Key Chemistry Terms and definitions covered in this textbook
  • active site

    Specific site on a heterogeneous catalyst or an enzyme where catalysis occurs. (Section 14.7)

  • antiaromatic

    Instability that arises when a planar ring of continuously overlapping p orbitals contains 4n p electrons.

  • Base peak

    The peak caused by the most abundant ion in a mass spectrum; the most intense peak. It is assigned an arbitrary intensity of 100

  • beta (b) pleated sheet

    For proteins, a feature of secondary structure that forms when two or more protein chains line up side-by-side.

  • Chain initiation

    A step in a chain reaction characterized by the formation of reactive intermediates (radicals, anions, or cations) from nonradical or noncharged molecules

  • Claisen condensation

    A nucleophilic acyl substitution reaction in which the nucleophile is an ester enolate and the electrophile is an ester.

  • complex lipid

    A lipid that readily undergoes hydrolysis in aqueous acid or base to produce smaller fragments.

  • condensation.

    The phenomenon of going from the gaseous state to the liquid state. (11.8)

  • covalent bond

    A bond that results when two atoms share a pair of electrons.

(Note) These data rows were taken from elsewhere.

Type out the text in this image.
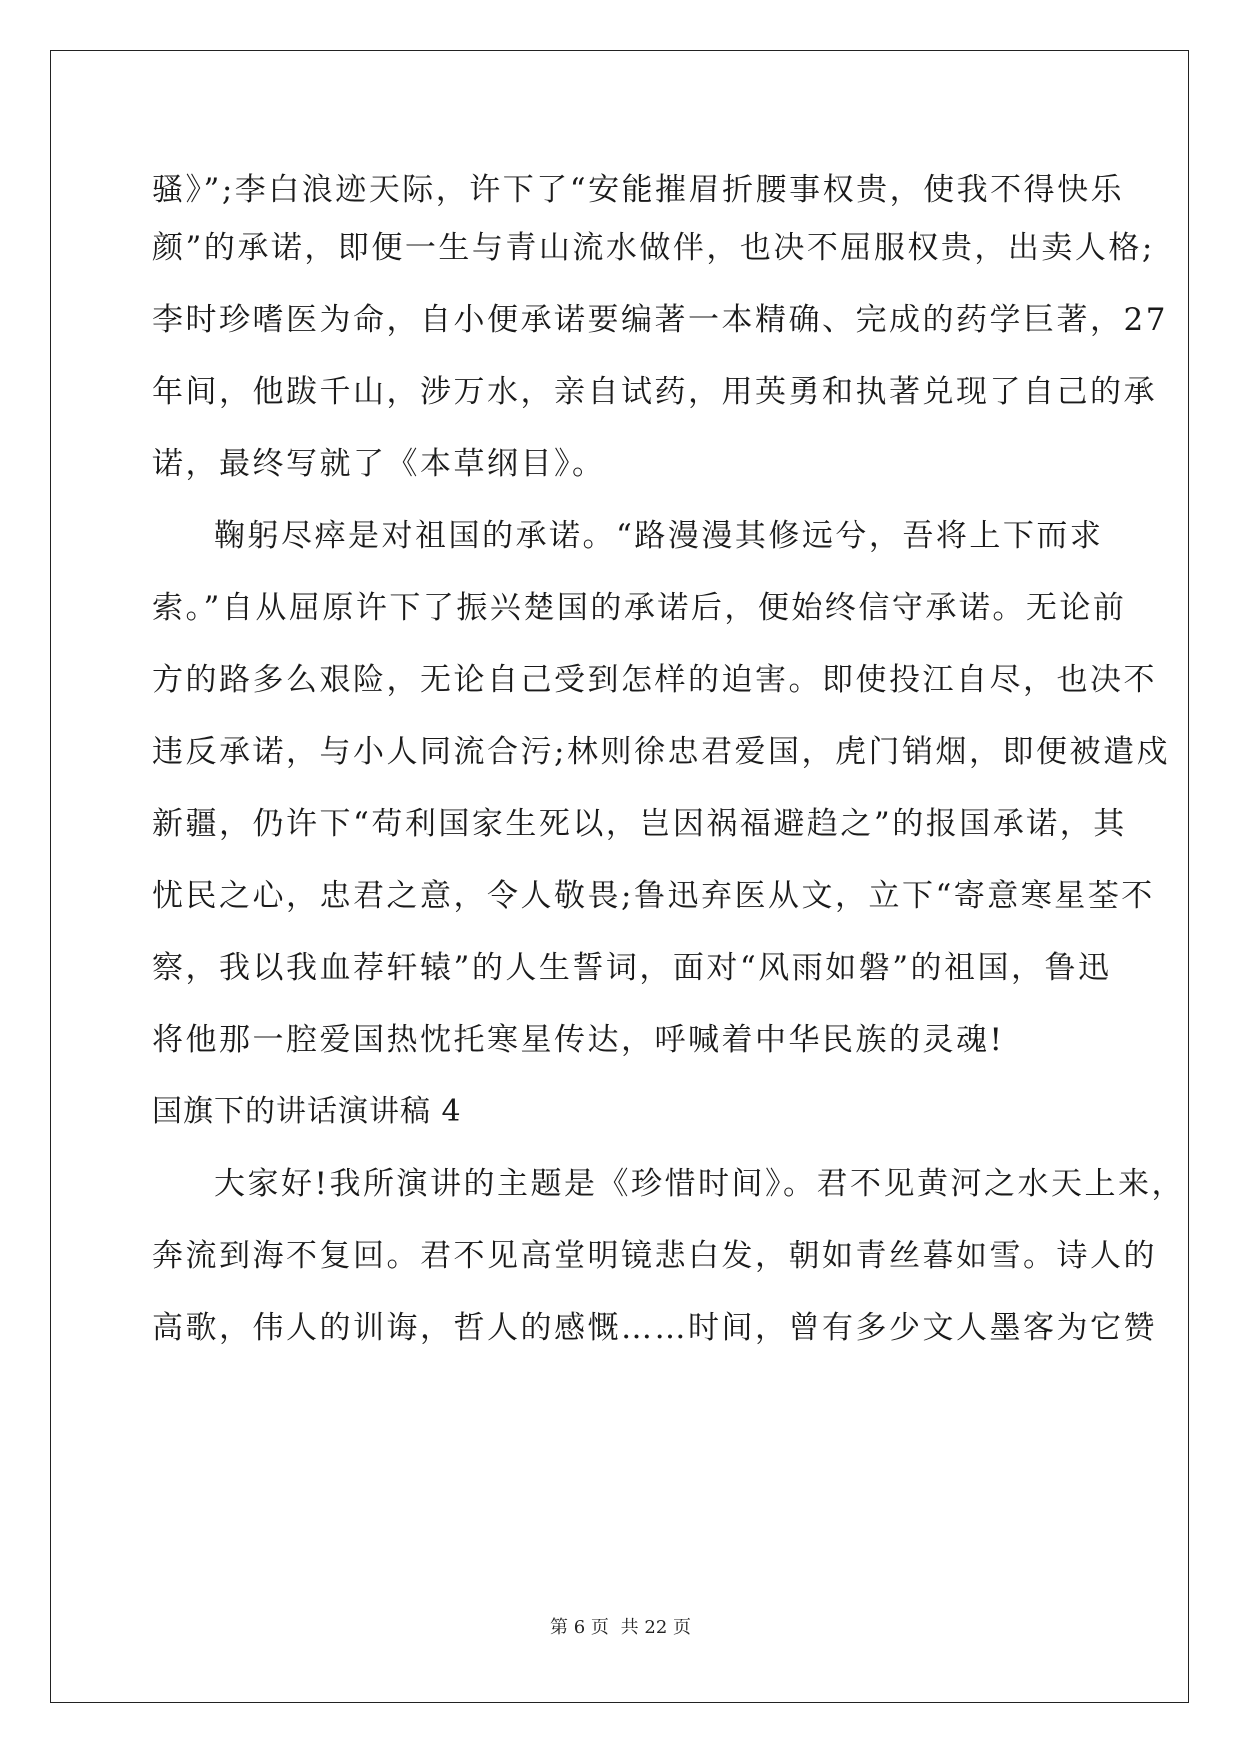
骚》”;李白浪迹天际，许下了“安能摧眉折腰事权贵，使我不得快乐

颜”的承诺，即便一生与青山流水做伴，也决不屈服权贵，出卖人格;

李时珍嗜医为命，自小便承诺要编著一本精确、完成的药学巨著，27

年间，他跋千山，涉万水，亲自试药，用英勇和执著兑现了自己的承

诺，最终写就了《本草纲目》。

鞠躬尽瘁是对祖国的承诺。“路漫漫其修远兮，吾将上下而求

索。”自从屈原许下了振兴楚国的承诺后，便始终信守承诺。无论前

方的路多么艰险，无论自己受到怎样的迫害。即使投江自尽，也决不

违反承诺，与小人同流合污;林则徐忠君爱国，虎门销烟，即便被遣戍

新疆，仍许下“苟利国家生死以，岂因祸福避趋之”的报国承诺，其

忧民之心，忠君之意，令人敬畏;鲁迅弃医从文，立下“寄意寒星荃不

察，我以我血荐轩辕”的人生誓词，面对“风雨如磐”的祖国，鲁迅

将他那一腔爱国热忱托寒星传达，呼喊着中华民族的灵魂!

国旗下的讲话演讲稿 4

大家好!我所演讲的主题是《珍惜时间》。君不见黄河之水天上来，

奔流到海不复回。君不见高堂明镜悲白发，朝如青丝暮如雪。诗人的

高歌，伟人的训诲，哲人的感慨……时间，曾有多少文人墨客为它赞

第 6 页 共 22 页
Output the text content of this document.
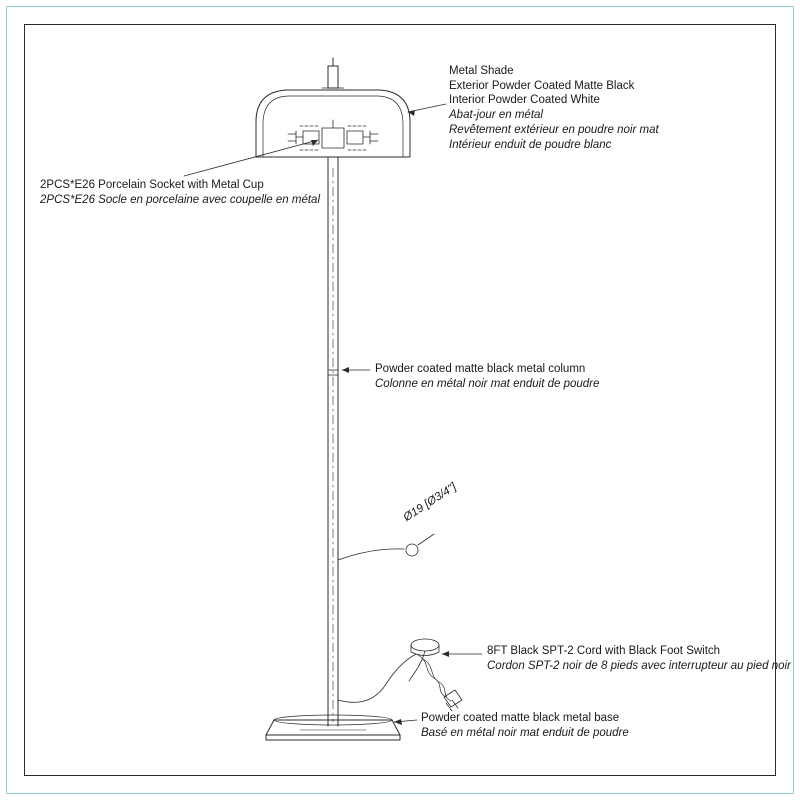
Metal Shade
Exterior Powder Coated Matte Black
Interior Powder Coated White
Abat-jour en métal
Revêtement extérieur en poudre noir mat
Intérieur enduit de poudre blanc
2PCS*E26 Porcelain Socket with Metal Cup
2PCS*E26 Socle en porcelaine avec coupelle en métal
Powder coated matte black metal column
Colonne en métal noir mat enduit de poudre
8FT Black SPT-2 Cord with Black Foot Switch
Cordon SPT-2 noir de 8 pieds avec interrupteur au pied noir
Powder coated matte black metal base
Basé en métal noir mat enduit de poudre
Ø19 [Ø3/4"]
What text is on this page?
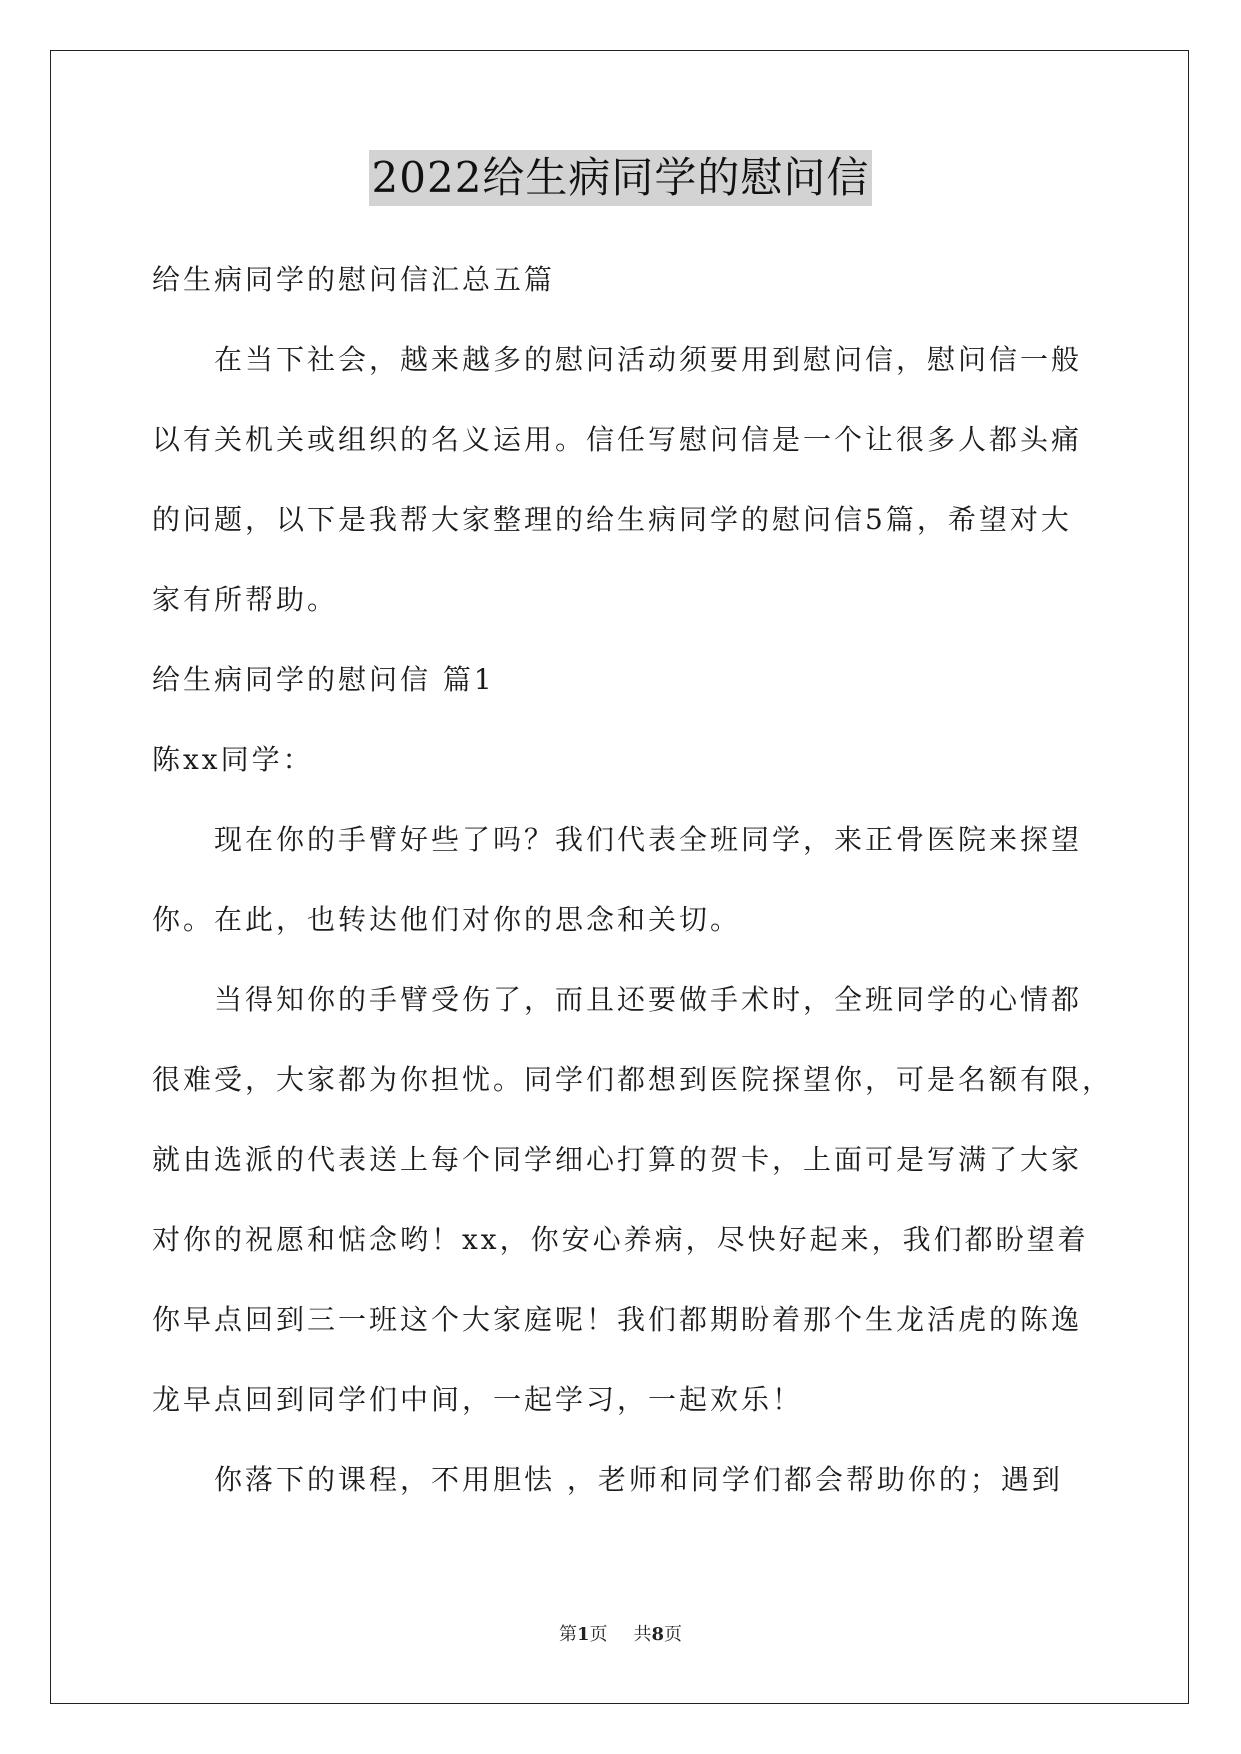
2022给生病同学的慰问信
给生病同学的慰问信汇总五篇
在当下社会，越来越多的慰问活动须要用到慰问信，慰问信一般
以有关机关或组织的名义运用。信任写慰问信是一个让很多人都头痛
的问题，以下是我帮大家整理的给生病同学的慰问信5篇，希望对大
家有所帮助。
给生病同学的慰问信 篇1
陈xx同学：
现在你的手臂好些了吗？我们代表全班同学，来正骨医院来探望
你。在此，也转达他们对你的思念和关切。
当得知你的手臂受伤了，而且还要做手术时，全班同学的心情都
很难受，大家都为你担忧。同学们都想到医院探望你，可是名额有限，
就由选派的代表送上每个同学细心打算的贺卡，上面可是写满了大家
对你的祝愿和惦念哟！xx，你安心养病，尽快好起来，我们都盼望着
你早点回到三一班这个大家庭呢！我们都期盼着那个生龙活虎的陈逸
龙早点回到同学们中间，一起学习，一起欢乐！
你落下的课程，不用胆怯 ，老师和同学们都会帮助你的；遇到
第1页 共8页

  • elimination (of radicals)

    In radical reaction mechanisms, a step in which a bond forms between the alpha (a) and beta (b) positions. As a result, a single bond at the b position is cleaved, causing the compound to fragment into two pieces.

  • exchange (metathesis) reaction

    A reaction between compounds that when written as a molecular equation appears to involve the exchange of ions between the two reactants. (Section 4.2)

  • Hydrogenolysis

    Cleavage of a single bond by H2, most commonly accomplished by treating a compound with H2 in the presence of a transition metal catalyst.

  • hydrolysis

    A reaction with water. When a cation or anion reacts with water, it changes the pH. (Sections 16.9 and 24.4)

  • ionizing radiation

    Radiation that has sufficient energy to remove an electron from a molecule, thereby ionizing it. (Section 21.9)

  • Lewis base

    An electron-pair donor. (Section 16.11)

  • octet rule

    The observation that second-row elements (C, N, O, and F) will form the necessary number of bonds so as to achieve a full valence shell (eight electrons).

  • overlap

    The extent to which atomic orbitals on different atoms share the same region of space. When the overlap between two orbitals is large, a strong bond may be formed. (Section 9.4)

  • quaternary ammonium salt

    An ionic compound containing a positively charged nitrogen atom connected to four alkyl groups.

  • step-growth polymers

    Polymers that are formed under conditions in which the individual monomers react with each other to form oligomers, which are then joined together to form polymers.

  • Vinyl group

    A carbocation in which the positive charge is on one of the carbons of a carbon-carbon double bond.